In today’s Crosscut article, Buy Local, Think National, it’s author, Floyd McKay, reports on the upswing of buy local organizations, highlighting the Bellingham, WA, group, Sustainable Connections, as one of the shining examples of a successful organization.
In many ways, this highlights the shortcomings of other regions in Washington state when it comes to encouraging local businesses. Many cities and towns, my own included, need to encourage the buy local ethic, and they need to encourage local businesses, either through tax incentives or by creating a business incubator for new local businesses.
Now,we do have more than our share of farmers markets in the Puget Sound region, but they are very seasonal so that you only get a window on locally grown produce, fish, and meats. But we could do better.

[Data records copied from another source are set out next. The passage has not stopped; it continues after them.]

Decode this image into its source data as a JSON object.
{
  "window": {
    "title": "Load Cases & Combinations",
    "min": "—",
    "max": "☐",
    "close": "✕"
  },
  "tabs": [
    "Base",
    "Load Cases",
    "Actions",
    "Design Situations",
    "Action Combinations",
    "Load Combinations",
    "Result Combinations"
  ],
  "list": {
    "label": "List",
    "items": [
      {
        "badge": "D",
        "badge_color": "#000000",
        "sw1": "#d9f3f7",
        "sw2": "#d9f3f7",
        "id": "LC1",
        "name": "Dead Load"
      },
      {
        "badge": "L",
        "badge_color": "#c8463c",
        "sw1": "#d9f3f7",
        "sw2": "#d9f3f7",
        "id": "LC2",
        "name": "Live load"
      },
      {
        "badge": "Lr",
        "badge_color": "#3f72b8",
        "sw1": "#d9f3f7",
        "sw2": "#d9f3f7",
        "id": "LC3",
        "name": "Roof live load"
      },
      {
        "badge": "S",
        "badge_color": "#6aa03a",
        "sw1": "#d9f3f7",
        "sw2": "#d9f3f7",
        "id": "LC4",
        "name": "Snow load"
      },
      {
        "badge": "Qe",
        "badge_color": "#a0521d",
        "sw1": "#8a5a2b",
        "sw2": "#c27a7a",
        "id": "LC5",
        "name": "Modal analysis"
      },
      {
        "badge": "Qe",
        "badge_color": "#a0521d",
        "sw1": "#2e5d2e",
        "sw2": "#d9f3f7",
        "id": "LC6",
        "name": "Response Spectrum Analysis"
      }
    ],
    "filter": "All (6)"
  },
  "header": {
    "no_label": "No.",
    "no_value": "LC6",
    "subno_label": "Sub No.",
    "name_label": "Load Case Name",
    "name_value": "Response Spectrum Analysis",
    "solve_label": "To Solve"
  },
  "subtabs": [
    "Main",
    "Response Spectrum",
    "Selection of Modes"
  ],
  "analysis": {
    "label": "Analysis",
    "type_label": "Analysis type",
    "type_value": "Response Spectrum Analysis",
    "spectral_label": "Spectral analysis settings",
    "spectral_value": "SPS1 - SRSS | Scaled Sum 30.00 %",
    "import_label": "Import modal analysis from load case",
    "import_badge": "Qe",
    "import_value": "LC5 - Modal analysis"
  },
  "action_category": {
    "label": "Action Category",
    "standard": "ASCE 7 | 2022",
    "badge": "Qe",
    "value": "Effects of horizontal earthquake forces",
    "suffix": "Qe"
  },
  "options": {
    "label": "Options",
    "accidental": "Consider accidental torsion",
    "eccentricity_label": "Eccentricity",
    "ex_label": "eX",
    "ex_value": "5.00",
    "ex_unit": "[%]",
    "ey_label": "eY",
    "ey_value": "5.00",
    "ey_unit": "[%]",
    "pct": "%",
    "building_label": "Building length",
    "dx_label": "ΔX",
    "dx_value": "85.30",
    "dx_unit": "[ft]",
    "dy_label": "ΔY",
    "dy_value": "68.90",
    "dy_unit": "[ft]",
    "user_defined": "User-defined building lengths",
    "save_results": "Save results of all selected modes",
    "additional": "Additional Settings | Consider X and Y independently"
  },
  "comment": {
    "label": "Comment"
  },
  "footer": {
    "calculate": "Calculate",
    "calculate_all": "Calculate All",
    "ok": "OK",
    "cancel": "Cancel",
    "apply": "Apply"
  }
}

One common complaint I hear about my town, Kenmore, WA, is that while you have plenty of choices for lunch or dinner, or to have a drink, you can’t buy new shirt or underwear within a 20 minute drive. And drive is the operating word here. There is only one of two places I could go to without changing buses, the rest either take one or two bus changes and/or switch to a different transit company.
The problem with that sentiment is that a business that sells clothes like that is typically not a local business, but a chain store. The reasons why are well known: chains can buy in bulk, substantially reducing the end cost of a good to the consumer, while local, mom & pop stores only buy lots of ten or twenty, thus paying a higher cost for the same goods, and passing on a higher price to the consumer. And consumers want low prices, despite the fact that it’s bad for their local economy and way of life.
Can we turn the clock back to where it was more economical to buy everything locally? No, not unless we experience another major crash of the economy, one greater than the one we’re currently experiencing.
Speaking of the current economy, one of the big problems most people cite about buying locally is that the prices are higher than for items shipped in from other countries. It’s one of those vicious circles: People don’t buy the local product, so that the local producer reduces the amount of that product he produces. Prices go up because now there’s fewer of the that product on the market and the producer has to cover his costs. People don’t buy the product because the price has gone up…
Eventually the local producer goes out of business because the cost of production just a few items is far higher than the return he gets selling the items.
One solution is to buy more of that locally produced product and encourage the local producer to make more.
That has it’s own nasty side effect. Take produce for instance. The sustainable farmer sells out of all his produce, so he opens up those fields that he had lie fallow or, more realistically, buys new fields and increases his yield for the next season. He may be able to lower prices and if he does well, he may expand again, if he can. And the demand for his produce increases.
The sustainable farmer is now faced with a dilemma: Not expand and maintain his current market or become a commercial farmer and drop sustainable farming in favor of production farming, using chemical fertilizers and non-ecological farming techniques. We all can hope he doesn’t choose the latter.
In the end, all we can do is to try to support those local businesses that we can and try to live a sustainable life.